»Finding the best threat intelligence provider for a specific purpose: trials and tribulations«
2018-10-17, 15:15–16:00, Europe
We undertook a large project to evaluate the quality of APT TI/IoC sources and encountered multiple expected and unexpected challenges. We will present our approach, the challenges encountered and the results.
We operate a worldwide setup of network security sensors based on Suricata and additional self-developed detection capabilities. Standard crime & malware detection on these sensors is achieved using a combination of ET PRO IDS rules, own Suricata rules, commercial IoCs, OSINT and Yara for parsing extracted files. We are activly maintaining our own APT detections rules and have built custom-parsers for some APTs. This approach has been proven to work quite well; it provides a lot of visibility and value. Nevertheless we wanted to increase our APT detection capabilities by adding a commercial Threat Intelligence provider with an APT focus into the mix. But how do you find "the best" APT focused Threat Intelligence provider?
Over the last years security researchers published interesting work on how to measure quality of IoC feeds. Alexandre Pinto and Kyle Maxwell presented on statistical analysis of public TI feeds at DEFCON 22 and published the #tiqtest on Github. Their approach works well for IPs but is not looking at context beyond ASN and geolocation. Paweł Pawliński and Piotr Kijewski of CERT.PL presented at the 28th FIRST 2016 "Towards a Methodology for Evaluating Threat Intelligence Feeds". They focused on comparison against blacklists and a few base statistics of feeds over a period of 6 months. That long-time analysis is very valuable but not possible with commercial vendors. Sometimes even getting 30 days of trial period is difficult. These approaches, while valid, were not suitable to answer our questions and so we had to developed our own approach for the comparison of TI providers. One aspect where this becomes very obvious is the "timeliness". When searching for APTs, well-labelled history data is important as we have seen time and again. For fast-changing malspam crime, old data usually equals useless data.
The challenges we encountered spanned several areas. Many were organizational challenges, both internal and external:
- coordinating across different departments / teams
- coordinating with different providers such that we could get access to their threat intelligence services at the same time
However, even when we were able to overcome some of the above, the nature of the different threat intelligence services meant that our original plan "Compare the quality of APT indicators of services X, Y and Z from time t to time t + x" simply wasn't feasible. Indeed, the reality is that:
- the formats of the services differ from one to another, MISP, Stix, JSON, you name it. (We knew that before, but just how much they differ when trying to answer a specific question is just mindblowing)
- indicators are not published in the same way, some providers like to make use of masks, others of exact URLs. Even calculating overlap between providers suddenly became a tricky task.
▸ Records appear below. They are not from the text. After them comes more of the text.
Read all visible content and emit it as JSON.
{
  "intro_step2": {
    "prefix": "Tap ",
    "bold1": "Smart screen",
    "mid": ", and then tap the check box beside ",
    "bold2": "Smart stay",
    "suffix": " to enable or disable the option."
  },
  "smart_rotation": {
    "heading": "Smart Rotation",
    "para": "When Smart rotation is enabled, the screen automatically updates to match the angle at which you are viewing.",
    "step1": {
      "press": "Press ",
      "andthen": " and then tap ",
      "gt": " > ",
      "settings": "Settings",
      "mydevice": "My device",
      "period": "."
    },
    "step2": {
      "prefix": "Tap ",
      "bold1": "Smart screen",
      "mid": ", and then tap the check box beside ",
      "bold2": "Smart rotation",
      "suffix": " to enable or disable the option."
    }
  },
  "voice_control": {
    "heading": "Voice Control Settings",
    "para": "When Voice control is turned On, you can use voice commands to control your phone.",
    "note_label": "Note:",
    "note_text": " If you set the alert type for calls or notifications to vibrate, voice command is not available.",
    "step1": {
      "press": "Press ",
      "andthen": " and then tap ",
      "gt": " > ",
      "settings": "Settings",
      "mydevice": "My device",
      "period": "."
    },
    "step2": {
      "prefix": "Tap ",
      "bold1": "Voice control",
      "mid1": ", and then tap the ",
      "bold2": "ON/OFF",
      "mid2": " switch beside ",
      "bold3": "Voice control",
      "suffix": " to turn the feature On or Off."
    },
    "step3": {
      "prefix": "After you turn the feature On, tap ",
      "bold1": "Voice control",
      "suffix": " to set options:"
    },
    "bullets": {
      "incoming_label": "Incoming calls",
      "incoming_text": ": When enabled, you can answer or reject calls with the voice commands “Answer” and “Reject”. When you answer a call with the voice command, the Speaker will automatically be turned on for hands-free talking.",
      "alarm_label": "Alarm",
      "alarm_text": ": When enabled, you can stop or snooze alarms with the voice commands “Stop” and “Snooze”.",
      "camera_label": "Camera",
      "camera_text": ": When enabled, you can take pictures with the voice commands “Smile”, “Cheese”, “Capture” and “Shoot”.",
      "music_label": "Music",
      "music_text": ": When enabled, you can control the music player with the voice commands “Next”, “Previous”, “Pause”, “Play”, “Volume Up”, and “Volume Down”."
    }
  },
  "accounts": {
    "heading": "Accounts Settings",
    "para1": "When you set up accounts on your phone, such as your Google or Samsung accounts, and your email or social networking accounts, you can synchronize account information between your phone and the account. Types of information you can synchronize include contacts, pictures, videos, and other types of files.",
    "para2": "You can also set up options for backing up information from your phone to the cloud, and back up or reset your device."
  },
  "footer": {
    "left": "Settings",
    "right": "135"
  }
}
- Some providers gave us all their TI with the exception of "APT-related TI", because that is to valuable. And some of them failed to tell us so...
- Some providers have multiple TI-APIs with different content - but the documentation isn't always clear about that
- context attached to indicators is not always delivered in a machine-readable way.
The data and structure of a threat intelligence feed reflects the "purpose" of the feed. The goal of our project was to improve the coverage of our network sensors, not provide more context to our human analysts (which is a very valid use case but was not the goal of our project).
And then there were challenges related to the specific threat we were interested in: APT. Trying to frame the question "How do you assess the "APT-ness" of an indicator?" as a data question proved tricky. While a security analyst can dig into their own experience and vast domain knowledge to assess the quality of an indicator, a data scientist must rely on carefully labelled data to draw their conclusions.
We not only compared the data and provided context by itself, as that would have been a highly quantitative approach, we also put the indicators to work in a lab setup with PCAPs from real world networks. This we did mostly for false-positive testing of the indicators and to estimate "analyst impact".
At the end we managed to compare most of the commercial providers on our list and we did get some meaningful results. But what became very clear during our project is that
- the current commercial TI landscape makes it extremely difficult to compare TI providers
- that we need a lot a more research into the "how to answer specific TI questions?" area
We will present our approach, the challenges encountered and the results.